A l'occasion de cette crise, le président Macron et les pouvoirs publics ont pris conscience de la gravité de notre désindustrialisation et de la perte de vitesse de la France en matière d'innovation dans quasiment tous les secteurs industriels. Il n'y a guère que dans le nucléaire et l'aéronautique que la France est restée leader mondial. La France a perdu son leadership en particulier dans la pharmacie, l'électronique (semi-conducteurs), et l'automobile.
Vous appelez à la mise en oeuvre d'un DARPA à l'échelle européenne. En quoi ce projet pourrait-il consister ?

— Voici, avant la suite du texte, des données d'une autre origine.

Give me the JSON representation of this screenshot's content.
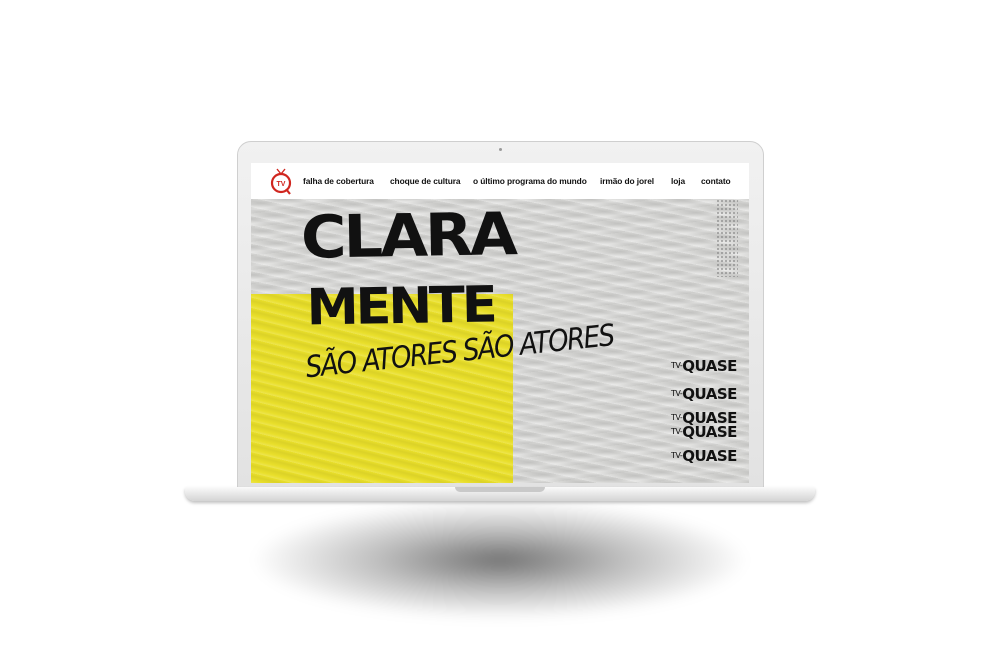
{
  "nav": {
    "logo_text": "TV",
    "items": [
      {
        "label": "falha de cobertura"
      },
      {
        "label": "choque de cultura"
      },
      {
        "label": "o último programa do mundo"
      },
      {
        "label": "irmão do jorel"
      },
      {
        "label": "loja"
      },
      {
        "label": "contato"
      }
    ]
  },
  "hero": {
    "title_line1": "CLARA",
    "title_line2": "MENTE",
    "subtitle": "SÃO ATORES SÃO ATORES",
    "tv_lines": [
      {
        "prefix": "TV-",
        "text": "QUASE"
      },
      {
        "prefix": "TV-",
        "text": "QUASE"
      },
      {
        "prefix": "TV-",
        "text": "QUASE"
      },
      {
        "prefix": "TV-",
        "text": "QUASE"
      },
      {
        "prefix": "TV-",
        "text": "QUASE"
      }
    ],
    "colors": {
      "accent_yellow": "#e9df2a",
      "paper_gray": "#d7d7d5",
      "ink": "#111111",
      "logo_red": "#d0261f"
    }
  }
}
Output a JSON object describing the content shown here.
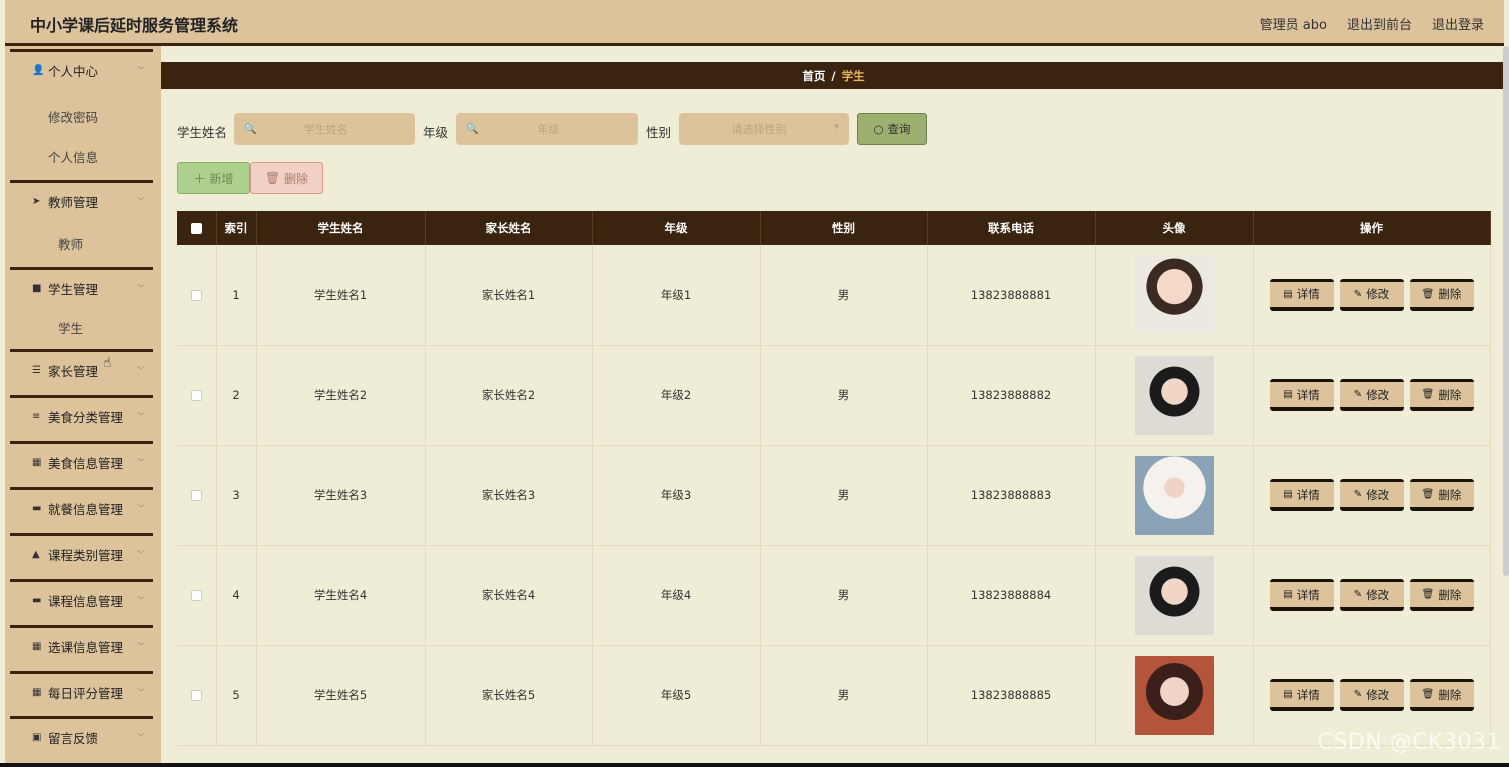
{
  "app": {
    "title": "中小学课后延时服务管理系统",
    "admin": "管理员 abo",
    "to_front": "退出到前台",
    "logout": "退出登录"
  },
  "sidebar": [
    {
      "type": "group",
      "label": "个人中心",
      "icon": "user-icon",
      "glyph": "👤"
    },
    {
      "type": "sub",
      "label": "修改密码"
    },
    {
      "type": "sub",
      "label": "个人信息"
    },
    {
      "type": "group",
      "label": "教师管理",
      "icon": "send-icon",
      "glyph": "➤"
    },
    {
      "type": "sub",
      "label": "教师"
    },
    {
      "type": "group",
      "label": "学生管理",
      "icon": "video-icon",
      "glyph": "■"
    },
    {
      "type": "sub",
      "label": "学生"
    },
    {
      "type": "group",
      "label": "家长管理",
      "icon": "sliders-icon",
      "glyph": "☰"
    },
    {
      "type": "group",
      "label": "美食分类管理",
      "icon": "menu-icon",
      "glyph": "≡"
    },
    {
      "type": "group",
      "label": "美食信息管理",
      "icon": "grid-icon",
      "glyph": "▦"
    },
    {
      "type": "group",
      "label": "就餐信息管理",
      "icon": "monitor-icon",
      "glyph": "▬"
    },
    {
      "type": "group",
      "label": "课程类别管理",
      "icon": "person-icon",
      "glyph": "▲"
    },
    {
      "type": "group",
      "label": "课程信息管理",
      "icon": "box-icon",
      "glyph": "▬"
    },
    {
      "type": "group",
      "label": "选课信息管理",
      "icon": "grid-icon",
      "glyph": "▦"
    },
    {
      "type": "group",
      "label": "每日评分管理",
      "icon": "grid-icon",
      "glyph": "▦"
    },
    {
      "type": "group",
      "label": "留言反馈",
      "icon": "clipboard-icon",
      "glyph": "▣"
    }
  ],
  "breadcrumb": {
    "home": "首页",
    "sep": "/",
    "current": "学生"
  },
  "search": {
    "name_label": "学生姓名",
    "name_placeholder": "学生姓名",
    "grade_label": "年级",
    "grade_placeholder": "年级",
    "gender_label": "性别",
    "gender_placeholder": "请选择性别",
    "query_label": "查询"
  },
  "toolbar": {
    "add_label": "新增",
    "delete_label": "删除"
  },
  "table": {
    "columns": [
      "",
      "索引",
      "学生姓名",
      "家长姓名",
      "年级",
      "性别",
      "联系电话",
      "头像",
      "操作"
    ],
    "rows": [
      {
        "index": "1",
        "student": "学生姓名1",
        "parent": "家长姓名1",
        "grade": "年级1",
        "gender": "男",
        "phone": "13823888881"
      },
      {
        "index": "2",
        "student": "学生姓名2",
        "parent": "家长姓名2",
        "grade": "年级2",
        "gender": "男",
        "phone": "13823888882"
      },
      {
        "index": "3",
        "student": "学生姓名3",
        "parent": "家长姓名3",
        "grade": "年级3",
        "gender": "男",
        "phone": "13823888883"
      },
      {
        "index": "4",
        "student": "学生姓名4",
        "parent": "家长姓名4",
        "grade": "年级4",
        "gender": "男",
        "phone": "13823888884"
      },
      {
        "index": "5",
        "student": "学生姓名5",
        "parent": "家长姓名5",
        "grade": "年级5",
        "gender": "男",
        "phone": "13823888885"
      }
    ],
    "actions": {
      "detail": "详情",
      "edit": "修改",
      "delete": "删除"
    }
  },
  "watermark": "CSDN @CK3031",
  "colors": {
    "header_bg": "#dcc39c",
    "dark_bar": "#3a2410",
    "content_bg": "#f0edd6",
    "accent_text": "#e6b454"
  }
}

Le modèle DARPA est une manière intelligente de faire de la politique industrielle. Comment par exemple transformer une découverte de base comme l'ARN messager en production industrielle de masse? La DARPA est l'outil adapté pour opérer ce type de transition. L'argent vient du gouvernement. Ensuite celui ci nomme des d'équipe qui ont toute latitude pour organiser des partenariats privés-publics et ils ont une mission bien définis, et trois ans pour l'accomplir. La DARPA ( Defense Advanced Research Project Agency) a été créée aux Etats-Unis dans le contexte de la guerre froide au moment de la course à l'espace avec l'URSS. Les Américains ont ensuite créé la ARPA energy pour la transition énergétique et plus récemment ils ont créé la BARDA pour les biotechnologies. Les vaccins Moderna, Johnson & Johnson sont financés par la BARDA. Le budget de la BARDA est d'environ 12 milliards de dollars. En Europe, le budget équivalent s'élève à environ 4 milliards de dollars.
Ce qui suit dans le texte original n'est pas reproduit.